Charlie Whitehead and Rob Liguz on working at Waterland Private Equity

14 January 2021 5 min. read

Charlie Whitehead and Rob Liguz both joined Manchester-based Waterland Private Equity in 2020, making the move from strategy consulting and investment banking. The two Associates discuss their experience of working through Covid-19 and offer some insight for those seeking to break into the fiercely competitive private equity industry.

Could you each tell us a little bit about yourselves and how you ended up working in private equity?

Rob: I started my career in banking working across strategy, corporate credit and later M&A focused roles. As an M&A analyst, I advised on several private mid-market transactions and found working with these clients, on these deals, particularly rewarding. Early in my career, it’s great to experience working closely with management teams on the strategic development of their businesses.

While I did love my time as an M&A advisor [at GCA Altium], engagements with companies and management teams largely conclude once the deal is signed. I found myself keen to help build businesses and contribute to their ongoing successes; and felt private equity and Waterland was the best place to achieve that.

Charlie Whitehead and Rob Liguz, Waterland Private Equity

Charlie: I was on secondment to Waterland for a month from my previous employer [CIL Management Consultants], where I worked as a strategy consultant. Like Rob, I ended up attending one of Waterland’s breakfast sessions. I was interested in their heritage and their European presence. I liked how they did things differently, focusing on off-market transactions and sourcing their own deals, thinking about market perspectives and interesting niches to invest in, rather than chasing deals that the advisers were bringing to them.

Culture has been critical during the pandemic

Rob: Despite the pandemic and the challenges that it’s brought, the culture amongst the team has been really positive. The focus has been on helping our portfolio companies navigate the current environment but there’s also a real buzz around new ideas and opportunities. We’ve a very flat structure and other team members are supportive of our personal development. We get regular iterative feedback and plenty of development opportunities and chances to get involved in areas we might not previously have had experience.

The entire office also sits and eats lunch together every day, which often makes for great debate and helps create a really enjoyable working environment where junior professionals are encouraged to engage with colleagues of all levels and get stuck in.

Charlie: I would describe Waterland’s culture as collaborative, curious and open, with a strong interest in holistic development of staff at all levels of the organisation. It’s also a lot of fun. We meet up at least twice a year as an organisation in the European cities where Waterland has a presence and there’s opportunity (at least pre-Covid and lockdowns) to travel to different offices around Europe.

Waterland also set up a ‘buddy’ system which has really helped with lockdown and remote working. Under the programme, junior team members are paired up with a more senior colleague in another office, who make sure you’ve been properly onboarded and looked after. Mine’s in the Netherlands and Rob’s is in Belgium.

Life doesn’t centre around London

Charlie: Coming to live in the North West was a bit of a punt. I enjoyed London but Manchester is a big city that’s growing fast, and with a real buzz.

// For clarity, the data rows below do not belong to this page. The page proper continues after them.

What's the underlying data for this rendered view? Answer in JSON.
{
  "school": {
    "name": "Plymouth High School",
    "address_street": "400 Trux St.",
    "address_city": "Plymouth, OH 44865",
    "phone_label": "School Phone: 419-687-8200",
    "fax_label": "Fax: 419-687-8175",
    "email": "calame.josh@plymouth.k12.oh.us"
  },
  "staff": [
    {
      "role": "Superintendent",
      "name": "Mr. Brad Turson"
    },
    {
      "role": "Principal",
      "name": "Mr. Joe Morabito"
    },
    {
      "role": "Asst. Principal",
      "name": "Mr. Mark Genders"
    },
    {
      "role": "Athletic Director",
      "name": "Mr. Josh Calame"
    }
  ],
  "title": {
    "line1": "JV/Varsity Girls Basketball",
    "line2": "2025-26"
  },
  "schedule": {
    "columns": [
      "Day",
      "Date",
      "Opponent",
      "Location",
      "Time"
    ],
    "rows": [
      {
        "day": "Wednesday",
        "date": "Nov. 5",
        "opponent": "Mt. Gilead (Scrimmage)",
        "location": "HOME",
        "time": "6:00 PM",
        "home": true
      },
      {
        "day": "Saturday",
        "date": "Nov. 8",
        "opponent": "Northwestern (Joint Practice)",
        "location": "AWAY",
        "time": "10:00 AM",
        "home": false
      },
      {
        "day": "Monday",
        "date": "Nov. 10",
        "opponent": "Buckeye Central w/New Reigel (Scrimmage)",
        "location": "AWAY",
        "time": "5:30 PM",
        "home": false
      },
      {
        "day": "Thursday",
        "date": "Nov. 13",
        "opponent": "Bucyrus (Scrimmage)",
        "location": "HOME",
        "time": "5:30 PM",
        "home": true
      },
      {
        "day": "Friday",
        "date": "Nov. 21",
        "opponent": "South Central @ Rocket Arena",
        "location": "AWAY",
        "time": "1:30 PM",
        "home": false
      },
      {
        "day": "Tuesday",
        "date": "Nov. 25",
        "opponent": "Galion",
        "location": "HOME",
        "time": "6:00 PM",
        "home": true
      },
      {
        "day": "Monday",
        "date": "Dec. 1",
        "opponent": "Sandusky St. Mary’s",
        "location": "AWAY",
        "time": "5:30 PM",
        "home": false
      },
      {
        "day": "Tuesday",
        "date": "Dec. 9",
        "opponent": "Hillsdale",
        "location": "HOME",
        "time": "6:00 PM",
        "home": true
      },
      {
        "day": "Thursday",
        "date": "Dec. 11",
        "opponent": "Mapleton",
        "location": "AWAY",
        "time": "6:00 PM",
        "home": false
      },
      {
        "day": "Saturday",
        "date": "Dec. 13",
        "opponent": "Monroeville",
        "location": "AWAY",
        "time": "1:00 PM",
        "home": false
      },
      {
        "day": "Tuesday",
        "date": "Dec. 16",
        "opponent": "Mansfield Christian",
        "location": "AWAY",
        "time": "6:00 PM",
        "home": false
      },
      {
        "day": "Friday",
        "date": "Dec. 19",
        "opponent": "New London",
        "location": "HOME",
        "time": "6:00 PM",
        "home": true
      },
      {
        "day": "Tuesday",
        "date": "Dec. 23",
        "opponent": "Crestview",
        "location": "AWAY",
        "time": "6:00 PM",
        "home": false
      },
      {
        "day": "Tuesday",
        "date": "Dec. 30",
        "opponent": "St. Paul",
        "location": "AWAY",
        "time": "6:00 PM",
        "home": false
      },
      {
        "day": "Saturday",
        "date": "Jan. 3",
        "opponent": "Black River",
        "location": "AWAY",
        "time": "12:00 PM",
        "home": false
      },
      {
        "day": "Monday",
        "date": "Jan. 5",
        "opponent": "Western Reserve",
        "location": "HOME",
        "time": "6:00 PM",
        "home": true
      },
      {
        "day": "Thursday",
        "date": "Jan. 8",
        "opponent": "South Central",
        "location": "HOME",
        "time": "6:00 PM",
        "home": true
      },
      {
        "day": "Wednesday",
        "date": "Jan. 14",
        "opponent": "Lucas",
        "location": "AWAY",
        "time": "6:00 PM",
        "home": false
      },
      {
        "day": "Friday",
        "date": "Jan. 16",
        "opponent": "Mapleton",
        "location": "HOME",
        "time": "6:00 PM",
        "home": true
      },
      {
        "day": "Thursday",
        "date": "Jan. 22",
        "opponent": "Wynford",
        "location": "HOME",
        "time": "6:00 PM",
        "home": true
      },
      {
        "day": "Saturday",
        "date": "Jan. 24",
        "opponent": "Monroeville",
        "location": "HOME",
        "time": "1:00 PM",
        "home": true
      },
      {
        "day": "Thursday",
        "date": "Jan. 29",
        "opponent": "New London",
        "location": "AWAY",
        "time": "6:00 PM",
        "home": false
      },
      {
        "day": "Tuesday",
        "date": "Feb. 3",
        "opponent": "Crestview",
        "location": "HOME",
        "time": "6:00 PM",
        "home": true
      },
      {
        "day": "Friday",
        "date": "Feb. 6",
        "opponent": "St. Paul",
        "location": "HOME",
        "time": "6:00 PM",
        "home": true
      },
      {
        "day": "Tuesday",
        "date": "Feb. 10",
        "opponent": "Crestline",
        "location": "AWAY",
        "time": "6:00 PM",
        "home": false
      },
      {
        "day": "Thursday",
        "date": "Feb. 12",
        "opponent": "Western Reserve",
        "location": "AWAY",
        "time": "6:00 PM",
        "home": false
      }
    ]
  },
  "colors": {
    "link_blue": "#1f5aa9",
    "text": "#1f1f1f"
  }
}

It’s accessible, and London is just two hours away by train so I can stay connected with my friends there while exploring a new life up here. The cost of living is cheaper and we’re surrounded by countryside – I get a great view of the Peak District from my office window. I’ve gained so much without losing much.

Rob: I was also quite cautious at the prospect of leaving Canary Wharf and returning to Manchester, where I studied – but I love it here. It’s a great city with a really strong and close-knit professional community. I also have a better work-life balance, helped by a very short commute and the absence of ‘face-time culture’ requiring you to remain in the office till late.

Itching to go in 2021

Rob: We just raised our eighth fund, bringing another €2.5 billion to partner with new companies, and there’s real excitement about that. We’re all full of ideas and views on deployment and the kind of companies we might partner with.

Charlie: I completely agree, we’re all very keen to get back to normal. We’re in a very future-focused business and I think it’s fair to say that one of the things we most enjoy doing is speaking with colleagues or company management on our plans for the future and how we might realise them.

How to break into private equity

Rob: If you’re interested in a career in private equity, think about how you can develop a well-rounded skillset that would make you a good investor. Naturally, there are industries that typically get you closer to this, like banking or consulting, but there are other ways to build that skillset which can be pursued.

Waterland, for example, focusses on real-world business experience and has hired numerous entrepreneurs and individuals that have helped build businesses. At the core, we want people who know first-hand what we’re trying to achieve with the companies we partner with.

Charlie: On top of that, I’d say its key to be intellectually curious, persistent, resilient, and self-aware. You’ll also be expected to demonstrate excellent quantitative skills, but also the ability to marry that up with the outward-looking responsibilities and the soft-skills that are critical to our work – like knowing how to network effectively and build relationships with advisors and business owners.